Lanternar a escuridão da perda de rumo com lamparina alarmista, não trará fatos novos e muito menos a promoção de um novo debate.
A superficialidade operada nas narrativas de revisão das perdas do setor privado tem levado muita gente à escolha da diabolização do povo, do voto e da democracia e divinização dos banqueiros e de todo o setor privado. Plantar o irracionalismo tecnologizado não ajudará em nada a forte democracia cultural do povo brasileiro, construída naturalmente. Substanciar uma interpretação perigosa para a democracia cultural, na tentativa de vender calamidades é um jogo antigo da tradicional oligarquia brasileira.
O aplauso ao puritanismo do setor privado é das coisas mais incoerentes que se pode pensar num momento de mudanças para o setor cultural.
Ter medo de nós mesmos, medo de crer na ética humana, medo de interpretar os fatos de hoje com os olhos de hoje é um vira-mundo psicológico adorado pelos donos do “poder global”.

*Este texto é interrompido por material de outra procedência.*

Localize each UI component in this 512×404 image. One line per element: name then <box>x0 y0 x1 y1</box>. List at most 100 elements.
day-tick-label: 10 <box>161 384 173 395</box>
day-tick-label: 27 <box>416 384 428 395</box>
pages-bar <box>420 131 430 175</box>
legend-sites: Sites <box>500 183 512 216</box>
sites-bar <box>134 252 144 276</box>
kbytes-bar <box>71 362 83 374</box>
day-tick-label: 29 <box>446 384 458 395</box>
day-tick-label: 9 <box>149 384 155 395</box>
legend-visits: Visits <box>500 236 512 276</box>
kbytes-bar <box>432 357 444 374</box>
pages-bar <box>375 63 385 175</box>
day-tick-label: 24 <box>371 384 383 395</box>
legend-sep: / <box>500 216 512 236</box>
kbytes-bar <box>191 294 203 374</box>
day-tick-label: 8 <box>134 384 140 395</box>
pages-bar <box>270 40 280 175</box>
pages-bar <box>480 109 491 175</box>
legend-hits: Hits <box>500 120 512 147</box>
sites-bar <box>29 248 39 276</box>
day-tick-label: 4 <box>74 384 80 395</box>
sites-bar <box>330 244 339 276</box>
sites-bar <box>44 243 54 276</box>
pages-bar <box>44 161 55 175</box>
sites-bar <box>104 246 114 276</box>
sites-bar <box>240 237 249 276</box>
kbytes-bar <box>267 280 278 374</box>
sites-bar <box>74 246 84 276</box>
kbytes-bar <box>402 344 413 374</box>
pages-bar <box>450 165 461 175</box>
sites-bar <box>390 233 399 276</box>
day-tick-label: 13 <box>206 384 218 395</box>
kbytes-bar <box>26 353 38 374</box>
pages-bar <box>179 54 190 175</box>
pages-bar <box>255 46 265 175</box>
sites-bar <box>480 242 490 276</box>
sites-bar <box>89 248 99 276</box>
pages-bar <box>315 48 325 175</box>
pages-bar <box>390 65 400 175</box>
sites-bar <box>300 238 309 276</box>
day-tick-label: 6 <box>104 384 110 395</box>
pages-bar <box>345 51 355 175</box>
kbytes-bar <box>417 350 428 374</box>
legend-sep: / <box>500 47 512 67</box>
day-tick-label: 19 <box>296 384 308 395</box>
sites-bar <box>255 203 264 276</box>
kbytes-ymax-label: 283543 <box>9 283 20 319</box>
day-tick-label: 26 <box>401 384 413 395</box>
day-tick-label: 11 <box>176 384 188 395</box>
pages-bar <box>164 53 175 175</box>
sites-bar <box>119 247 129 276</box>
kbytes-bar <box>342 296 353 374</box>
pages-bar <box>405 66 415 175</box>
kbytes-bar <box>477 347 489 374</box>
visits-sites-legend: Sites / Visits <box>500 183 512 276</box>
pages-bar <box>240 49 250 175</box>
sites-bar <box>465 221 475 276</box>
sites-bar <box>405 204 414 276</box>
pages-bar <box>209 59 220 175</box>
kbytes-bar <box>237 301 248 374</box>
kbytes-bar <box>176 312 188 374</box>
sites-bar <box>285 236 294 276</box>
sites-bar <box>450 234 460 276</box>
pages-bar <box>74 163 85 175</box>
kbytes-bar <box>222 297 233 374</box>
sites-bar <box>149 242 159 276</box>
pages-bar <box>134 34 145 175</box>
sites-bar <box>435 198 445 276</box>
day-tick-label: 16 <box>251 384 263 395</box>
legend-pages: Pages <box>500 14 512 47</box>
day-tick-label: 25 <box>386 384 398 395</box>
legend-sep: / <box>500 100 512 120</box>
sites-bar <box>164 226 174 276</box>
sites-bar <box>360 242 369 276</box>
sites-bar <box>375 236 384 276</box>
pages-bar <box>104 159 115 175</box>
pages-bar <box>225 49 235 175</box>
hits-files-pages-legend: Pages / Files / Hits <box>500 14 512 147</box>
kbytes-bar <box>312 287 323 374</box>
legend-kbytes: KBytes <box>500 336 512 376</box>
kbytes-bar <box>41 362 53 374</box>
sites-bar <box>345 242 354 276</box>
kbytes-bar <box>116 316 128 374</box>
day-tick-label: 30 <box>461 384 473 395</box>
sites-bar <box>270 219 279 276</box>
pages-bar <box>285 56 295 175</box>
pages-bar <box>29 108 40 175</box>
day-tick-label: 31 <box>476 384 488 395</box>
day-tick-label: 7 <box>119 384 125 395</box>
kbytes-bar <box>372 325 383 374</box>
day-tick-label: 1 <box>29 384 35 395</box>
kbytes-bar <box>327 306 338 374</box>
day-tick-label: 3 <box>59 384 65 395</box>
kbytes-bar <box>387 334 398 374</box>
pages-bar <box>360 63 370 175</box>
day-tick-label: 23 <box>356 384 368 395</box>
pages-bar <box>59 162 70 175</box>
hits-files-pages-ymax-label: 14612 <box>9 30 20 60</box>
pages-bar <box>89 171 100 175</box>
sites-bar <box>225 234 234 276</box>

Esse cacoete ultraconservador inspirado, em grosso modo, na mola mestra do grande mercado multinacional do entretenimento, esbanja no Brasil, uma dependência de aporte público que me causa espanto.
Como os nossos mestres que inventaram a corporatocracia cultural não encontram saída para vender seus peixes a seus sócios os “empresários patrocinadores” se não através de aportes públicos.
Política pública tem que ser voltada ao interesse público, decidido pela sociedade. Seu mecanismo tem que, ao longo do percurso, buscar aperfeiçoamento num fórum permanente entre governo e sociedade.
O nosso vício editorializado caminha sempre para o mar das liberdades do grande capital e a prisão do homem, colocando sempre a idéia de que a forca é a única gravata bonita que cabe no pescoço do povo brasileiro. Não há como mudar isso.
O artista não é um caixa de banco que tem que aceitar as ordens do sistema. O artista trabalha caminhos, maneiras e métodos próprios para trazer reflexões críticas em seu trabalho. Trabalhar com arte exige humanidade, tolerância, e generosidade. A arte não pode ficar encarcerada nessa cadeia para-cultural.
Disponibilizar o veneno da desesperança, reconhecendo somente no outro o “grande capitalista”, a capacidade de produzir pensamentos e elaborar uma agenda democrática, é uma curiosa contradição dentro do ambiente cultural.
Renunciar à responsabilidade ética, madrugar envolvido pelo ceticismo do falso testemunho, purificar a covardia nos ausentando dos grandes desafios democráticos, é interpretar que o sentimento do homem não tem direitos.